Kita dua kali mengalami kehidupan dan dua kali mengalami kematian. Oleh karena itu, kita memiliki dua bentuk masa depan. Ketika Al-Qur’an mengatakan, “Hai orang-orang yang beriman, bertakwalah kepada Allah dan hendaklah setiap diri memerhatikan apa yang telah diperbuatnya untuk hari esok…,” (QS al-Hasyr [59]: 18), maka hari esok yang dimaksud itu memiliki dua presentasi wajah, yakni hari esok jangka pendek dan hari esok jangka panjang atau masa depan pra-kematian dan masa depan pasca-kematian.
Masa depan pra-kematian bercirikan serba mungkin.
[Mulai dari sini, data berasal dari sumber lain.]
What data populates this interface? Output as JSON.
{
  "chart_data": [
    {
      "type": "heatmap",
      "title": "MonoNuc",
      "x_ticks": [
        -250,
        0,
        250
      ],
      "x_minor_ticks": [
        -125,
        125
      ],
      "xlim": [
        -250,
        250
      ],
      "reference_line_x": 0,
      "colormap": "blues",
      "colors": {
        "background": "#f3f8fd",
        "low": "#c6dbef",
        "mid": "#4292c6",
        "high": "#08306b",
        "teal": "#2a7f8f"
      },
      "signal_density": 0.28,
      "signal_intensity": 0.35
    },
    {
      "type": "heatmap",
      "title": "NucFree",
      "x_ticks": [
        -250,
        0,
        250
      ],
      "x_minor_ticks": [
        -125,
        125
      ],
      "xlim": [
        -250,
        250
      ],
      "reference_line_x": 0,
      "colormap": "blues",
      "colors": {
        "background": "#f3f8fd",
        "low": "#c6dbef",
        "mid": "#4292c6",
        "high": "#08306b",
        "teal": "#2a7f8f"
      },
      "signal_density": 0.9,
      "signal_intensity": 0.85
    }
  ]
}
Seseorang bekerja keras mungkin iya akan kaya dan sukses tapi mungkin juga tidak, karena siapa yang menanam belum tentu ia yang mengetam, memenen, atau memetiknya.
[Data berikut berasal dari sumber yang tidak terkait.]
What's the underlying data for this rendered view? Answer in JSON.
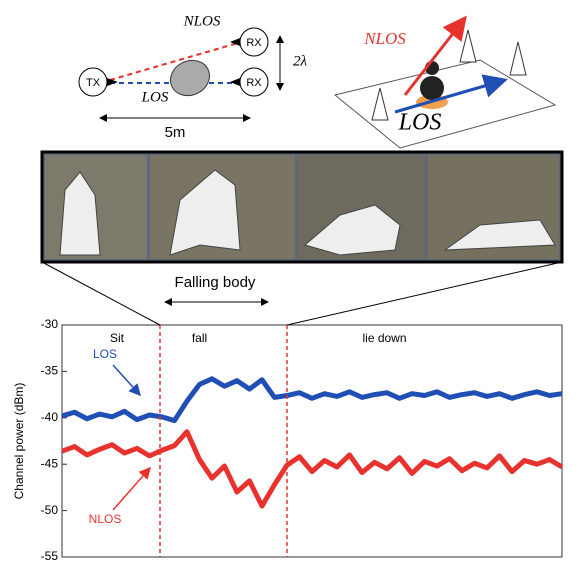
{
  "diagram_left": {
    "nlos": "NLOS",
    "rx_top": "RX",
    "spacing": "2λ",
    "tx": "TX",
    "los": "LOS",
    "rx_bottom": "RX",
    "distance": "5m"
  },
  "diagram_right": {
    "nlos": "NLOS",
    "los": "LOS"
  },
  "photo_caption": "Falling body",
  "chart_data": {
    "type": "line",
    "ylabel": "Channel power (dBm)",
    "ylim": [
      -55,
      -30
    ],
    "yticks": [
      -30,
      -35,
      -40,
      -45,
      -50,
      -55
    ],
    "xlim": [
      0,
      100
    ],
    "phases": [
      {
        "label": "Sit",
        "x": 11
      },
      {
        "label": "fall",
        "x": 27.5
      },
      {
        "label": "lie down",
        "x": 64.5
      }
    ],
    "vlines": [
      19.6,
      45
    ],
    "vline_color": "#e8322d",
    "annotations": [
      {
        "text": "LOS",
        "series": 0
      },
      {
        "text": "NLOS",
        "series": 1
      }
    ],
    "x": [
      0,
      2.5,
      5,
      7.5,
      10,
      12.5,
      15,
      17.5,
      20,
      22.5,
      25,
      27.5,
      30,
      32.5,
      35,
      37.5,
      40,
      42.5,
      45,
      47.5,
      50,
      52.5,
      55,
      57.5,
      60,
      62.5,
      65,
      67.5,
      70,
      72.5,
      75,
      77.5,
      80,
      82.5,
      85,
      87.5,
      90,
      92.5,
      95,
      97.5,
      100
    ],
    "series": [
      {
        "name": "LOS",
        "color": "#1f4fb4",
        "values": [
          -39.8,
          -39.4,
          -40.1,
          -39.6,
          -39.9,
          -39.3,
          -40.2,
          -39.7,
          -39.9,
          -40.3,
          -38.2,
          -36.4,
          -35.8,
          -36.6,
          -36.0,
          -36.9,
          -35.9,
          -37.8,
          -37.6,
          -37.3,
          -37.9,
          -37.4,
          -37.7,
          -37.2,
          -37.8,
          -37.5,
          -37.3,
          -37.9,
          -37.4,
          -37.6,
          -37.2,
          -37.8,
          -37.5,
          -37.3,
          -37.7,
          -37.4,
          -37.9,
          -37.5,
          -37.2,
          -37.6,
          -37.4
        ]
      },
      {
        "name": "NLOS",
        "color": "#e8322d",
        "values": [
          -43.6,
          -43.1,
          -44.0,
          -43.4,
          -42.9,
          -43.8,
          -43.3,
          -44.1,
          -43.5,
          -43.0,
          -41.5,
          -44.5,
          -46.5,
          -45.2,
          -48.0,
          -46.8,
          -49.5,
          -47.2,
          -45.1,
          -44.2,
          -45.8,
          -44.6,
          -45.3,
          -44.0,
          -45.9,
          -44.8,
          -45.5,
          -44.3,
          -46.0,
          -44.7,
          -45.2,
          -44.4,
          -45.7,
          -44.9,
          -45.4,
          -44.1,
          -45.8,
          -44.6,
          -45.0,
          -44.5,
          -45.3
        ]
      }
    ]
  }
}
Bila kita melihat dunia ini dalam tinjauan konfaratifnya dengan alam akhirat, maka setidaknya ada tiga karakter yang melekat pada diri dunia ini sehingga ia layak disebut sebagai ruang senda gurau dan bilik main-main saja, yaitu: bersifat relative, spekulatif, dan temporer.
Al-Qur’an menegaskan bahawa kehidupan di dunia ini hanyalah suatu senda gurau dan main-main saja. “… Dan tiadalah kehidupan di dunia ini, selain dari main-main dan senda gurau belaka. Dan sungguh kampung akhirat itu lebih baik bagi orang-orang yang bertakwa. Maka tidaklah kamu memahaminya?,” (QS al-An’am [6]: 32).
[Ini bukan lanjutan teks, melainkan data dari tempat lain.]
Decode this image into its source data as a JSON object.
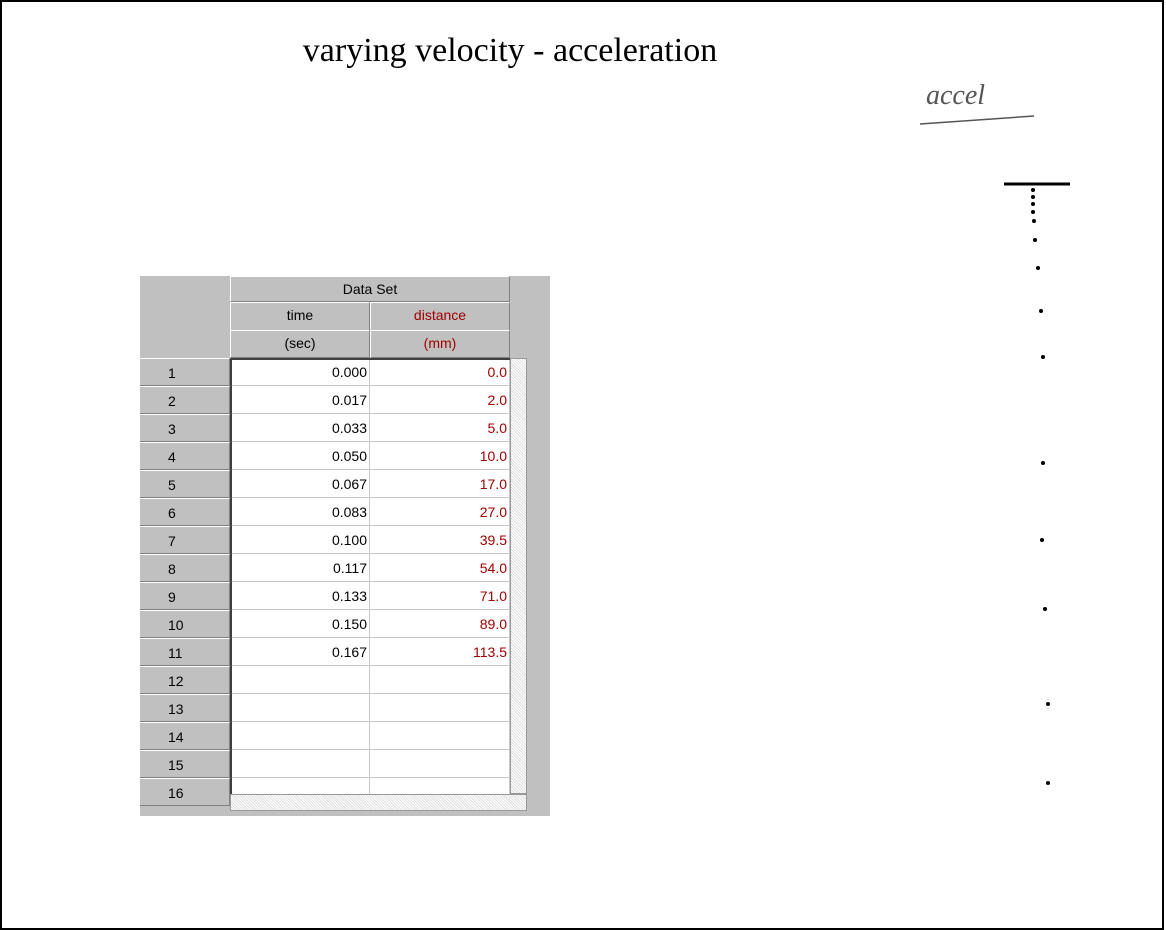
{
  "title": "varying velocity - acceleration",
  "note": "accel",
  "table": {
    "group_header": "Data Set",
    "columns": [
      {
        "name": "time",
        "unit": "(sec)"
      },
      {
        "name": "distance",
        "unit": "(mm)"
      }
    ],
    "rows": [
      {
        "n": "1",
        "time": "0.000",
        "distance": "0.0"
      },
      {
        "n": "2",
        "time": "0.017",
        "distance": "2.0"
      },
      {
        "n": "3",
        "time": "0.033",
        "distance": "5.0"
      },
      {
        "n": "4",
        "time": "0.050",
        "distance": "10.0"
      },
      {
        "n": "5",
        "time": "0.067",
        "distance": "17.0"
      },
      {
        "n": "6",
        "time": "0.083",
        "distance": "27.0"
      },
      {
        "n": "7",
        "time": "0.100",
        "distance": "39.5"
      },
      {
        "n": "8",
        "time": "0.117",
        "distance": "54.0"
      },
      {
        "n": "9",
        "time": "0.133",
        "distance": "71.0"
      },
      {
        "n": "10",
        "time": "0.150",
        "distance": "89.0"
      },
      {
        "n": "11",
        "time": "0.167",
        "distance": "113.5"
      },
      {
        "n": "12"
      },
      {
        "n": "13"
      },
      {
        "n": "14"
      },
      {
        "n": "15"
      },
      {
        "n": "16"
      }
    ]
  }
}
Karena satu hari di alam akhirat sama dengan 50.000 tahun kelender dunia, dalam Al-Qur’an disebutkan “Malaikat-malaikat dan jibril naik (mengahadap) kepada tuhan dalam sehari yang kadarnya lima puluh ribu tahun,” (QS al-Ma’arij [70]: 4).
Meskipun dunia ini dikatakan sebagai tempat senda garau dan tempat main-main saja, bukan berarti kita dapat melewati episode kehidupan di dunia ini secara santai, banyak bercanda dan berkelakar saja. melainkan dengan cara yang serius.
Berbeda halnya dengan masa depan pasca kematian, yang bersifat serba pasti! Dimana seluruh kebaikan dan keburukan ditera dengan adil, rinci, teliti, dan terang senyata-nyatanya. Akhirat adalah alam hidup dalam arti sesungguhnya.
Buya Hamka pernah berujar, “alangkah ironis kalimat ini terdengar bahwa ternyata hidup sebenarnya baru dimulai saat nafas terkahir dihembuskan”. Maka rumus yang diajarkan Agama adalah Kerjakanlah yang pasti, tapi jangan abaikan yang mungkin. “Dan carilah pada apa yang telah dianugerahkan Allah kepadamu (kebahagiaan) negeri akhirat, dan janganlah kamu melupakan kebahagiaanmu dari (kenikmatan) duniawi.
Hidup didunia itu diibaratkan dengan satu permainan, maka didalam permainan janganlah kita sekali-kali bermain-main, kalau tidak ingin dipermainkan oleh permainan itu sendiri.